Pan Xiulian, Fan Zhongli, Chen Wei, Ding Yunjie, Luo Hongyuan, Bao Xinhe
State Key Laboratory of Catalysis, Dalian Institute of Chemical Physics, The Chinese Academy of Sciences, Dalian 116023, PR China.
Nat Mater. 2007 Jul;6(7):507-11. doi: 10.1038/nmat1916. Epub 2007 May 21.
Carbon nanotubes (CNTs) have well-defined hollow interiors and exhibit unusual mechanical and thermal stability as well as electron conductivity. This opens intriguing possibilities to introduce other matter into the cavities, which may lead to nanocomposite materials with interesting properties or behaviour different from the bulk. Here, we report a striking enhancement of the catalytic activity of Rh particles confined inside nanotubes for the conversion of CO and H2 to ethanol. The overall formation rate of ethanol (30.0 mol mol(-1)Rh h(-1)) inside the nanotubes exceeds that on the outside of the nanotubes by more than an order of magnitude, although the latter is much more accessible. Such an effect with synergetic confinement has not been observed before in catalysis involving CNTs. We believe that our discovery may be of a quite general nature and could apply to many other processes. It is anticipated that this will motivate theoretical and experimental studies to further the fundamental understanding of the host-guest interaction within carbon and other nanotube systems.

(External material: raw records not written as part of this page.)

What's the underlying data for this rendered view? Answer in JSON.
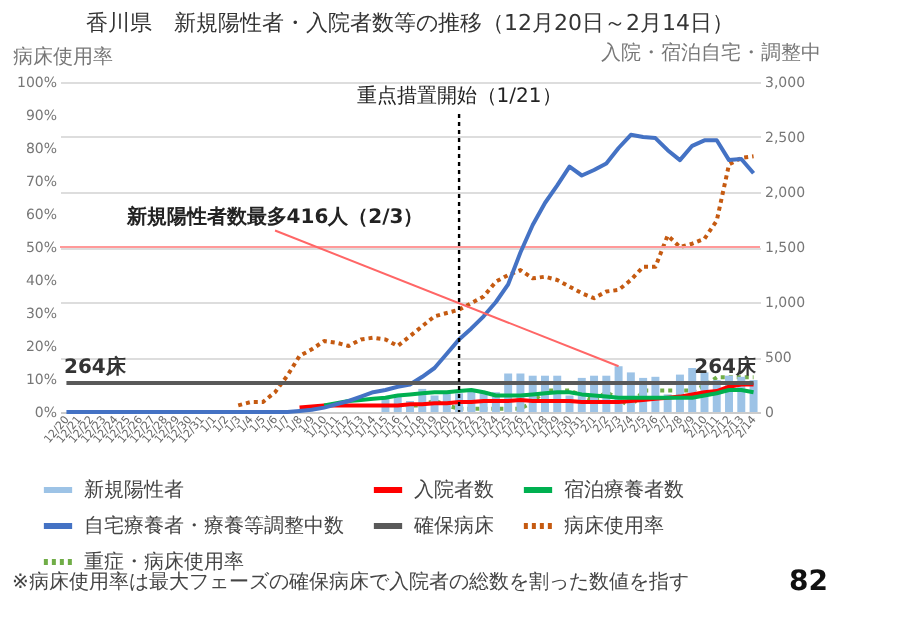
{
  "chart_data": {
    "type": "line",
    "title": "香川県　新規陽性者・入院者数等の推移（12月20日～2月14日）",
    "ylabel": "病床使用率",
    "y2label": "入院・宿泊自宅・調整中",
    "categories": [
      "12/20",
      "12/21",
      "12/22",
      "12/23",
      "12/24",
      "12/25",
      "12/26",
      "12/27",
      "12/28",
      "12/29",
      "12/30",
      "12/31",
      "1/1",
      "1/2",
      "1/3",
      "1/4",
      "1/5",
      "1/6",
      "1/7",
      "1/8",
      "1/9",
      "1/10",
      "1/11",
      "1/12",
      "1/13",
      "1/14",
      "1/15",
      "1/16",
      "1/17",
      "1/18",
      "1/19",
      "1/20",
      "1/21",
      "1/22",
      "1/23",
      "1/24",
      "1/25",
      "1/26",
      "1/27",
      "1/28",
      "1/29",
      "1/30",
      "1/31",
      "2/1",
      "2/2",
      "2/3",
      "2/4",
      "2/5",
      "2/6",
      "2/7",
      "2/8",
      "2/9",
      "2/10",
      "2/11",
      "2/12",
      "2/13",
      "2/14"
    ],
    "series": [
      {
        "name": "新規陽性者",
        "type": "bar",
        "axis": "y2",
        "color": "#9dc3e6",
        "values": [
          null,
          null,
          null,
          null,
          null,
          null,
          null,
          null,
          null,
          null,
          null,
          null,
          null,
          null,
          null,
          null,
          null,
          null,
          null,
          null,
          null,
          null,
          null,
          null,
          null,
          null,
          140,
          150,
          100,
          210,
          150,
          190,
          170,
          190,
          190,
          180,
          350,
          350,
          330,
          330,
          330,
          150,
          310,
          330,
          330,
          416,
          360,
          310,
          320,
          160,
          340,
          400,
          360,
          290,
          330,
          320,
          290
        ]
      },
      {
        "name": "入院者数",
        "type": "line",
        "axis": "y2",
        "color": "#ff0000",
        "values": [
          null,
          null,
          null,
          null,
          null,
          null,
          null,
          null,
          null,
          null,
          null,
          null,
          null,
          null,
          null,
          null,
          null,
          null,
          null,
          40,
          50,
          60,
          60,
          60,
          60,
          60,
          60,
          60,
          70,
          70,
          80,
          80,
          90,
          90,
          100,
          100,
          100,
          110,
          100,
          100,
          100,
          100,
          90,
          90,
          90,
          90,
          100,
          110,
          120,
          130,
          140,
          160,
          180,
          190,
          230,
          250,
          250
        ]
      },
      {
        "name": "宿泊療養者数",
        "type": "line",
        "axis": "y2",
        "color": "#00b050",
        "values": [
          null,
          null,
          null,
          null,
          null,
          null,
          null,
          null,
          null,
          null,
          null,
          null,
          null,
          null,
          null,
          null,
          null,
          null,
          null,
          null,
          null,
          60,
          80,
          100,
          110,
          120,
          130,
          150,
          160,
          170,
          180,
          180,
          190,
          200,
          180,
          150,
          150,
          150,
          160,
          170,
          180,
          180,
          160,
          150,
          140,
          130,
          130,
          130,
          130,
          130,
          130,
          130,
          150,
          170,
          200,
          200,
          180
        ]
      },
      {
        "name": "自宅療養者・療養等調整中数",
        "type": "line",
        "axis": "y2",
        "color": "#4472c4",
        "values": [
          0,
          0,
          0,
          0,
          0,
          0,
          0,
          0,
          0,
          0,
          0,
          0,
          0,
          0,
          0,
          0,
          0,
          0,
          0,
          10,
          20,
          40,
          70,
          100,
          140,
          180,
          200,
          230,
          250,
          320,
          400,
          530,
          660,
          760,
          870,
          1000,
          1160,
          1450,
          1700,
          1900,
          2060,
          2230,
          2150,
          2200,
          2260,
          2400,
          2520,
          2500,
          2490,
          2380,
          2290,
          2420,
          2470,
          2470,
          2290,
          2300,
          2170
        ]
      },
      {
        "name": "確保病床",
        "type": "line",
        "axis": "y2",
        "color": "#595959",
        "values": [
          264,
          264,
          264,
          264,
          264,
          264,
          264,
          264,
          264,
          264,
          264,
          264,
          264,
          264,
          264,
          264,
          264,
          264,
          264,
          264,
          264,
          264,
          264,
          264,
          264,
          264,
          264,
          264,
          264,
          264,
          264,
          264,
          264,
          264,
          264,
          264,
          264,
          264,
          264,
          264,
          264,
          264,
          264,
          264,
          264,
          264,
          264,
          264,
          264,
          264,
          264,
          264,
          264,
          264,
          264,
          264,
          264
        ]
      },
      {
        "name": "病床使用率",
        "type": "line",
        "line_style": "dotted",
        "color": "#c55a11",
        "values": [
          null,
          null,
          null,
          null,
          null,
          null,
          null,
          null,
          null,
          null,
          null,
          null,
          null,
          null,
          2,
          3,
          3,
          6,
          11,
          17,
          19,
          21.5,
          21,
          20,
          22,
          22.5,
          22,
          20,
          23,
          26,
          29,
          30,
          31,
          33,
          35,
          39.5,
          41.5,
          43,
          40.5,
          41,
          40,
          38,
          36,
          34.5,
          36.5,
          37,
          40,
          44,
          44,
          53.5,
          50,
          51,
          52.5,
          58,
          75,
          77,
          77.5
        ]
      },
      {
        "name": "重症・病床使用率",
        "type": "line",
        "line_style": "dotted",
        "color": "#70ad47",
        "values": [
          null,
          null,
          null,
          null,
          null,
          null,
          null,
          null,
          null,
          null,
          null,
          null,
          null,
          null,
          null,
          null,
          null,
          null,
          null,
          null,
          null,
          null,
          null,
          null,
          null,
          null,
          null,
          2,
          2,
          2,
          3.5,
          2,
          1,
          1,
          1,
          1,
          1,
          1,
          3,
          6.5,
          6.5,
          6.5,
          5,
          3.5,
          6,
          4,
          1.5,
          6.5,
          6.5,
          6.5,
          6.5,
          6.5,
          8,
          10.5,
          10.5,
          10.5,
          10.5
        ]
      }
    ],
    "ylim": [
      0,
      100
    ],
    "yticks": [
      {
        "value": 0,
        "label": "0%"
      },
      {
        "value": 10,
        "label": "10%"
      },
      {
        "value": 20,
        "label": "20%"
      },
      {
        "value": 30,
        "label": "30%"
      },
      {
        "value": 40,
        "label": "40%"
      },
      {
        "value": 50,
        "label": "50%"
      },
      {
        "value": 60,
        "label": "60%"
      },
      {
        "value": 70,
        "label": "70%"
      },
      {
        "value": 80,
        "label": "80%"
      },
      {
        "value": 90,
        "label": "90%"
      },
      {
        "value": 100,
        "label": "100%"
      }
    ],
    "y2lim": [
      0,
      3000
    ],
    "y2ticks": [
      0,
      500,
      {
        "value": 1000,
        "label": "1,000"
      },
      {
        "value": 1500,
        "label": "1,500"
      },
      {
        "value": 2000,
        "label": "2,000"
      },
      {
        "value": 2500,
        "label": "2,500"
      },
      {
        "value": 3000,
        "label": "3,000"
      }
    ],
    "grid": "y2",
    "legend": "bottom",
    "ref_lines": [
      {
        "axis": "x",
        "value": "1/21",
        "label": "重点措置開始（1/21）",
        "color": "#000000",
        "line_style": "dotted"
      },
      {
        "axis": "y",
        "value": 50,
        "color": "#ff9999"
      }
    ],
    "annotations": [
      "新規陽性者数最多416人（2/3）",
      "264床",
      "264床",
      "※病床使用率は最大フェーズの確保病床で入院者の総数を割った数値を指す",
      "82"
    ]
  }
}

碳纳米管(CNTs)具有明确的中空内部结构,并展现出非凡的机械稳定性、热稳定性以及电子导电性。这为将其他物质引入其空腔开辟了引人入胜的可能性,进而可能产生具有有趣特性或不同于整体材料行为的纳米复合材料。在此,我们报道了限制在纳米管内部的铑颗粒对于一氧化碳和氢气转化为乙醇的催化活性有显著增强。尽管纳米管外部更容易接触反应物,但纳米管内部乙醇的总生成速率(30.0 mol mol⁻¹Rh h⁻¹)比纳米管外部高出一个多数量级。在涉及碳纳米管的催化过程中,这种具有协同限制作用的效应此前尚未被观察到。我们相信我们的发现可能具有相当普遍的性质,并且可能适用于许多其他过程。预计这将激发理论和实验研究,以进一步深入理解碳及其他纳米管系统中的主客体相互作用。